22.05.18
I look towards the not-so-out-of-bounds area, the candle man from earlier was there, sat on a yellow cushioned seat with his hands interlinked and his eyes closed. He looked so peaceful. I wanted to feel peace within my soul so I walked over and sat on the other side in a red cushioned chair. I bowed my head, interlinked my hands and tears started falling from my eyes, slowly, then all at once. I tried to contain my sobs as to not disturb the candle man but I soon heard his chair scuff and his footsteps disappear into the rest of the churches silence.
I wouldn't consider myself a religious person and I don't know if I felt obliged considering my surroundings but the voice inside my head started to pray, speaking truths not even I was aware of. I listened to myself confess things I never knew I felt or thought about myself and my entire life thus far. It was an indescribable feeling to say the least. I knelt on the praying mat speaking in hushed whispers - prayers, confessions, fears, wants and needs started pouring out of my cracked lips and I was left sobbing on my knees in front of Jesus.
I confessed that my life is not how I want it to be, how I wished to change, how I am ready to be as ~normal~ as I can withstand, how I'm ready to not be consumed by the darkness of my depression anymore and how I want to be free of every fear and insecurity that plagues my mind. I pleaded to God for the job in Wales and begged to give me a chance to start over in where my family and loved ones lived. I asked for help and forgiveness and I sobbed apologies for only turning to God when I needed something. I repented my sins in-between cries and then a wave of clarity hit me and I knew it was time to leave. I knew it was in the universes hands now. I had put everything out there and now it was time for us to co-opporate and work together.
🌹
I wandered over to an illuminated bench and sat for a while, unsure of what I should be doing. The bench is hard on my bum and doesn't seem big enough, just below, there are kneeling pads for praying and little shelves which homed a Bible and a Hymn book. The bible, blue and dusty, caught my eye so I picked it up and flicked to a random page. The page described how a bloke called David was cutting off loads of other mens foreskins so he could marry King Saul's daughter. King Saul accepted him into the family with open arms then tried on many occasions to kill David.. I closed the book in confusion and put it back on the wooden shelf and sat in silence some more. It's strange how your mind tries to distract you and find some form of stimulant in silence; it's as though it's uncomfortable just being still. I tried to focus on my breathing but it made me feel anxious so I let my mind wander and tried to categorise my thoughts into 'keep' and 'discard'.
🌹
"I want to light a candle" I think to myself as the man walks off into a part of the church I assumed was out of bounds.

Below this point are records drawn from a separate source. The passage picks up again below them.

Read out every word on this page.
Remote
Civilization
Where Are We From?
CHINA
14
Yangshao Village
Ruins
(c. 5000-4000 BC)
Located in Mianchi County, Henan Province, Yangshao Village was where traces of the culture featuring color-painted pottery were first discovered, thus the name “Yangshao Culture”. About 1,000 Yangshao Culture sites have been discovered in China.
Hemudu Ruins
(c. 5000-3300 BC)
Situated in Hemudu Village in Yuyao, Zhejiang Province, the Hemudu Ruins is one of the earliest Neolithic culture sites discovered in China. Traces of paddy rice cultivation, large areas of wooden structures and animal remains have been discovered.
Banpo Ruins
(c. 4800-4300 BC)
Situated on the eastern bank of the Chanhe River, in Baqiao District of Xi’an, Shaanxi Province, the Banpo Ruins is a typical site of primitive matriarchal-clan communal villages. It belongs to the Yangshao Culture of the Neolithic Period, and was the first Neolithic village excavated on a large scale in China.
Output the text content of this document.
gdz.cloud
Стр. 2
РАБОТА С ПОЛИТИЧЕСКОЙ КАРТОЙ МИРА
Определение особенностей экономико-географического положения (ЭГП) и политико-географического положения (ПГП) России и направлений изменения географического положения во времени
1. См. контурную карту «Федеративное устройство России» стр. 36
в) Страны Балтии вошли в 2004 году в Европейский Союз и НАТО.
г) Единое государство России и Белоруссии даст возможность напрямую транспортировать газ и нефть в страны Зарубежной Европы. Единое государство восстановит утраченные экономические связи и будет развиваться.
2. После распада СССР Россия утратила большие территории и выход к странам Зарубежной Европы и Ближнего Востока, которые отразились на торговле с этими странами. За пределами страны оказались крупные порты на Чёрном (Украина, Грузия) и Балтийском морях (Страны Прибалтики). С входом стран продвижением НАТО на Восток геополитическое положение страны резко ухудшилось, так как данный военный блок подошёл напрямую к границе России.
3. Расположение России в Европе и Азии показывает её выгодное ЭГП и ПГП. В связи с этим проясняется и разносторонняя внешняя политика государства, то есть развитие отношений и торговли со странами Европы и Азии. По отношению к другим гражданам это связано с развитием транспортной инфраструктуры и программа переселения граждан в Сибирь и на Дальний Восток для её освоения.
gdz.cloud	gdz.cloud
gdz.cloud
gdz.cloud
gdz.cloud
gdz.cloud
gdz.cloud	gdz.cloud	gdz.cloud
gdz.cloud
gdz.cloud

I watch the flames flicker for a while, an invisible weight attached to my heart, I conclude the only way to lift it is to light my own candle. I wander over to the stand and look into the tea-light box. It takes me a while to pick one, they were all misshapen and I figured this was meant to be a sacred act and so I wanted the best one there.
I pick up a discarded match and light it, transferring the flame onto my perfect tea-light I watch the flame rise in my hand before placing it next to its brothers and sisters in the stand. I stand and watch, mesmerised by the flames, searching for the meaning behind it all. The reason to why I'm here, in a church, burning candles and playing pianos.
🌹
I had nowhere to live in Wales but I knew I was going to make it work. And I did. I have. I still am, making it work.